To my way of thinking, one of the reasons why passions have become so inflamed around matters involving the federal government (presidential and congressional elections, and federal court nominations) is because so much is at stake.

Too much. We have, over the years, given the federal government far too much power. And this is a bipartisan phenomenon.

The typical reasoning in support of a smaller federal government tends to be economic. But I’m arguing that there are psychological reasons why a smaller federal government is healthier for all parties concerned.

The only branch of the federal government that should be making policy is Congress. We elect our representatives every two years, our senators every six years, and -- in theory -- we the voters can remove them if they don’t please us.

But sometimes Congress is passive. Or deadlocked. Or there’s insufficient political will to make tough legislative decisions. So other branches have picked up the slack. President Barack Obama, for example, took it upon himself to do by executive order on immigration what Congress would not do. But those who applauded Obama’s initiative are far less enthusiastic at the prospect of Trump rewriting laws via executive order. The battle for the presidency thus becomes one of all-consuming importance when it’s a matter of whose pen and whose phone will be used to change the law.
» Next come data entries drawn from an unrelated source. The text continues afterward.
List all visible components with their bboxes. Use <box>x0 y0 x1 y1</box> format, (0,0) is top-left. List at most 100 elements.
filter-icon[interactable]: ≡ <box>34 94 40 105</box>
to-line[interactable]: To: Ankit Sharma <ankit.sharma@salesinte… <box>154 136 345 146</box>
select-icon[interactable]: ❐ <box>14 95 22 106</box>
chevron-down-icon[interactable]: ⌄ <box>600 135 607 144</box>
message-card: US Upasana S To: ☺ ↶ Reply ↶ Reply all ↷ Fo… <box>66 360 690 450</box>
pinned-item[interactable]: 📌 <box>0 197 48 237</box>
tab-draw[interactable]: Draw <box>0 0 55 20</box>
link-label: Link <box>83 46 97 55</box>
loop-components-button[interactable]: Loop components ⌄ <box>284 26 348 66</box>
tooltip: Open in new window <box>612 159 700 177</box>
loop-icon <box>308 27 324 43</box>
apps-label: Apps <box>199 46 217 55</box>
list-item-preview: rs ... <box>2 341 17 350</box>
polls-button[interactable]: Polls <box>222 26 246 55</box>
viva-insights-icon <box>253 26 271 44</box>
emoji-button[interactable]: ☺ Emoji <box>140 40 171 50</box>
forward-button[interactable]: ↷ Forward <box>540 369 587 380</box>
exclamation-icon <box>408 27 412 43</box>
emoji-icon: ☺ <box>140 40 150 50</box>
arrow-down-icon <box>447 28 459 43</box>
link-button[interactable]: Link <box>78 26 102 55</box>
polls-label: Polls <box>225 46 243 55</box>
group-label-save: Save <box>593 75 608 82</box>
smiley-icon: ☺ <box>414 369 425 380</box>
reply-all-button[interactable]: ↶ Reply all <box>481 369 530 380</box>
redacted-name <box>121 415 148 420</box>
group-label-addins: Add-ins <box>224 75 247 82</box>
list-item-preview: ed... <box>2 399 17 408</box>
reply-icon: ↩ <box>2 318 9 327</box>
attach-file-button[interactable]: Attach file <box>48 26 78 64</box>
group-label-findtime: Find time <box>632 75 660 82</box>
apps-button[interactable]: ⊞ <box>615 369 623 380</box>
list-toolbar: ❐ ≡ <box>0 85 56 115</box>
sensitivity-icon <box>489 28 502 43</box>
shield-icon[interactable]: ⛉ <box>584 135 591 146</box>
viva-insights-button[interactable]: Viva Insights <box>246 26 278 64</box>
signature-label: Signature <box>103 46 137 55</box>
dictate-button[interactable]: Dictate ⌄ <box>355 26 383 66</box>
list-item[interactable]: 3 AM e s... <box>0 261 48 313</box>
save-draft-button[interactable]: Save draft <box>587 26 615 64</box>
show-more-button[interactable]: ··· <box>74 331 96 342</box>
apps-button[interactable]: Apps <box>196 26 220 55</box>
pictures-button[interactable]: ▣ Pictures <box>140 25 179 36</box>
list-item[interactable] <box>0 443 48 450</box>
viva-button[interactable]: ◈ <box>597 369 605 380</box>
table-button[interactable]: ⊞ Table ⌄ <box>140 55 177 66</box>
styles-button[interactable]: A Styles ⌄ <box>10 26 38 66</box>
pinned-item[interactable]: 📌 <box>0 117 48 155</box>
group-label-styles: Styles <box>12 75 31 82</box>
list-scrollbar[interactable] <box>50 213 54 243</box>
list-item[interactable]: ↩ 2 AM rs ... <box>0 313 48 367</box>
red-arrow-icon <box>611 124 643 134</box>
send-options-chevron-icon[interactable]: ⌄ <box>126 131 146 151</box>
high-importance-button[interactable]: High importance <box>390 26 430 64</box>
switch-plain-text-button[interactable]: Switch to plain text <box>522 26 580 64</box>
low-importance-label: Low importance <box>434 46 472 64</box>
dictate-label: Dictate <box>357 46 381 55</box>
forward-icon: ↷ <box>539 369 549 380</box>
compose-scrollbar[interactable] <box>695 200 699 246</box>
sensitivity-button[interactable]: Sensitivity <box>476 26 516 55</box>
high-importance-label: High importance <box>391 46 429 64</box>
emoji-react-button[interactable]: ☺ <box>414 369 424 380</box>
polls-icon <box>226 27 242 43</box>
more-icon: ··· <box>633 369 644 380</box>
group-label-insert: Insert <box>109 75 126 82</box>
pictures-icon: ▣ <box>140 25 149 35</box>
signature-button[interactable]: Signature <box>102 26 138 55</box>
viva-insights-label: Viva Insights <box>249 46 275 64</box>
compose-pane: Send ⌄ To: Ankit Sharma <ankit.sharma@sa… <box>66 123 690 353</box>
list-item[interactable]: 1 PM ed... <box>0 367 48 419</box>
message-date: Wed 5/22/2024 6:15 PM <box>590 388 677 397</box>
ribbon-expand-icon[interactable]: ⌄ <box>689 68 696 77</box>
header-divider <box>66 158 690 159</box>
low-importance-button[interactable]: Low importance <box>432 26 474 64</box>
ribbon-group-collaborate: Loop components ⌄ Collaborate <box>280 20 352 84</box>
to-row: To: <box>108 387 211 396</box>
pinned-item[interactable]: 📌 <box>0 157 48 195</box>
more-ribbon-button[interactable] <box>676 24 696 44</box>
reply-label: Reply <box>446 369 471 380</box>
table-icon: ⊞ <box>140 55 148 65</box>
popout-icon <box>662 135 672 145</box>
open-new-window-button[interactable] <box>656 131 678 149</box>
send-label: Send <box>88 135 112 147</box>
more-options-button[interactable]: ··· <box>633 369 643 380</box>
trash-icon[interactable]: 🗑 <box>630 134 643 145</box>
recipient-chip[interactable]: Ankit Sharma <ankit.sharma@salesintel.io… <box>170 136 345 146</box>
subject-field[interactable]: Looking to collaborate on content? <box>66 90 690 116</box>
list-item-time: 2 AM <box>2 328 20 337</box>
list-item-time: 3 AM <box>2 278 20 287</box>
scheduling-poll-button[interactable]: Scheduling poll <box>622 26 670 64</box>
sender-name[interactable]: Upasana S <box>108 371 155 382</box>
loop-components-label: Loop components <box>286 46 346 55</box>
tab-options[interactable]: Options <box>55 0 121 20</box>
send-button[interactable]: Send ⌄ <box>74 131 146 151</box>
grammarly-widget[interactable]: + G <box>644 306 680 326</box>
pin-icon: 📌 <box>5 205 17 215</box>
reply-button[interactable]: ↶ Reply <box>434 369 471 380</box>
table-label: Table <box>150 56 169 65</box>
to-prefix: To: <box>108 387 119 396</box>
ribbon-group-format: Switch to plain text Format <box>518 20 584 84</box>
Ditto for the U.S. Supreme Court. Deeply contentious issues (abortion and gay marriage, to name just two) are often decided there, rather than in Congress or the 50 separate state legislatures. That gives nine individuals a ridiculous amount of power over the entire U.S. population. In fact, since a mere majority of the nine will suffice, it is only five individuals who possess that disproportionate power. Worse, since those 5-4 decisions are often decided by a single swing vote (as we’ve seen hundreds of times over the past few decades), our inclination to throw tough policy decisions to SCOTUS actually gives one person an absurd amount of power over 325 million people.

No wonder half the country went apoplectic over Brett Kavanaugh’s appointment. He’s only supposed to be a federal judge. We’ve made him a god.

But what we have done, we can undo, if we have the gumption.

If the Supreme Court and the White House were not the go-to institutions for monumental policy decisions, the selection of those who inhabit those offices would be fraught with far less significance. Frankly, if even Congress acted less often and our state legislatures (and county boards and city councils) acted more often, all of us would have much closer ties and stronger input in the decision-making processes. This would be a very good thing for the body politic -- and our blood pressure.

I don’t want to minimize the economic impact of our decision to vest the federal government with more and more power. Looking at one criterion alone -- campaign spending -- paints a powerful picture of wasted resources.

According to Open Secrets, the top-10 most expensive U.S. Senate races (Texas, Florida, Missouri, New Jersey, Arizona, Indiana, Massachusetts, Wisconsin, Nevada and Ohio) have already spent over $470 million this year -- nearly half a billion dollars -- just for the campaigns. The 10 most expensive House races have spent over $194 million. That’s just 10 congressional districts out of 435.

That kind of money is being spent during every federal election season. Imagine what we could do about health care, housing, education or opioid addiction if we took the hundreds of millions we’re spending getting Congress elected and spent it on initiatives that truly benefitted the public?

It’s long past time to take back a good deal of the power we’ve ceded to the federal government. For the sake of our republic, and our sanity.